私はどう生きるか
学び舎通信 190
私はどう生きるか
吉野源三郎が書いた「君たちはどう生きるか」という小説が出版されたのは、日中戦争が始まった80年前の頃です。私は20年前に、岩波文庫の原作を読みました。一昨年その漫画版が発売され、私は学び舎の中学生に薦めました。
「君たちはどう生きるか」は、父親を亡くして母親とふたりで暮らす15歳の中学生のコペル君が、ノートや手紙で叔父さんと交流し、それによって、成長していく物語です。いじめ、貧困、格差など、今の子どもたちが悩んでいる問題が取り上げられています。いじめから友達を守るつもりだったコペル君が、勇気を出せずに仲間を裏切ってしまい、苦悩する場面もあります。
吉野源三郎がこの物語で最も伝えたかったのは、「周りに流されず、自分で考えて行動する」ことです。この世を生きるには、生き方の道しるべを自分のなかにもつことが大切だと思います。
生まれた時から優れた性格の持ち主も、立派な人物も、魅力的な人間もいません。挫折や落胆や悲劇など悲しいときや辛いとき、仲間や助けがなく、ひとりきりになり、ぎりぎりまで追い詰められたことで、「生きるとは、勇ましく力いっぱい闘うことなのだ」と悟った人が、高潔な人格になれるのだと思います。
子ども手帳
見開きで1週間の予定が書き込める手帳に、①毎週日曜日の夜に、1週間分の予定と毎日やるべきこと(宿題、皿洗いなどのお手伝い、守るべきこと)を自分で書きます。②やるべきことができたら、赤ペンで文字の上から線を引きます。③日曜日にその週に消せた分のポイントを計算します。やるべきことは一つにつき1ポイントにします。
これが「子ども手帳」の使い方です。子どもが自分で自分を管理するものです。手帳に記録することで成果が目に見えるようになり、自ら計画を立てて実行するようになった子どもが多いそうです。

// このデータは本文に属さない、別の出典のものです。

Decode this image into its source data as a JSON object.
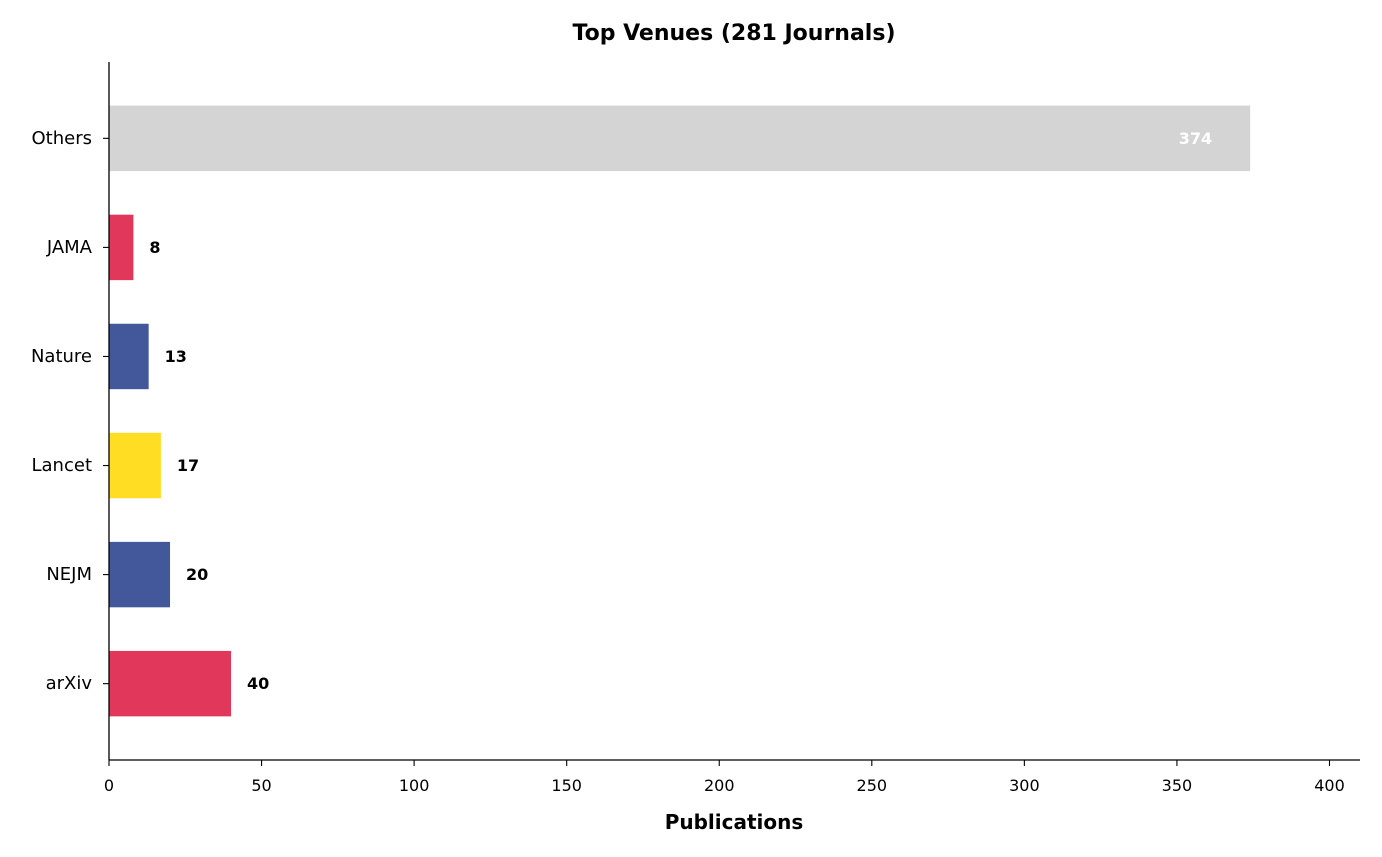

子ども手帳は、「うちの子は勉強しないのですが、どうしたらしますか」という相談で、石田勝紀さんが5年前に考案しました。子ども手帳はいつでも始められます。市販のどんな手帳でもノートでもいいです。簡単なことから記入し、「やるべきことができたら赤ペンで消す」を繰り返します。ハードルの低いものをたくさん書いて、どんどんポイントにしていき、ポイント数をグラフ化すると、達成感が味わえ、子どもの自己肯定感も上がります。
子ども手帳は生活習慣にも応用できます。自分で起床できない子に「朝7時に起きる=ポイント3倍」とすると、「3倍」に反応して自ら起きるようになった子どもがいます。他にも、「うそをつかない」「元気にあいさつする」「後片付けをする」といった道徳・倫理・秩序に関する家庭の約束事も3週間続ければ、習慣になった子どももいます。自発的に行動できるまで、毎日こつこつ続けることが大切です。
自立と自律の学び
身につける価値のあることは、稽古や練習をできるだけ多くしたほうがいいです。努力を積み、充分な工夫を重ねます。自分で学ぼうとする心が根本にあることが大切ですが、先生の忠告を聞き入れず、充分な修業ができていないのに、自分勝手な思い込みで練習しても、中身が空っぽで、実を結びません。
世の中の多くの人は、人格ではなく、お金や土地や建物などの所有しているものによって、相手の価値をはかろうとします。しかし、教養を身につけ、自分の本質に敬意を払う人は、自分が所有している財産を恥じます。教養とは、心の豊かさのことです。
教養は生きた財産です。心の豊かさを養うには、学校の勉強をしているだけでは不充分です。たくさんの本を読んだり、身体を使って仕事をしたりすることで、幅広い知識や学問が身につきます。
人生の定めは、自分自身を追い求めることです。自分以外のものに依存している人は、集団におもねり、仲間を頼みにするようになります。自分の外側に価値あるものを求める人の精神力は、弱いです。
人間は、誰にでも持って生まれた力があります。外からの助けを退け、泰然として、ひとりでやろうと決心したときに、人は強くなります。他人に何も求めない生き方をしていれば、世の中が激しく移り変わっても、不動の心を持てるようになります。 大学生の9割以上が、自律的に学べないそうです。これは子どもを他律的に勉強させた大人の責任です。学び舎で、学び方を自得した子どもは、自立した自律的な学びができる人に成長しています。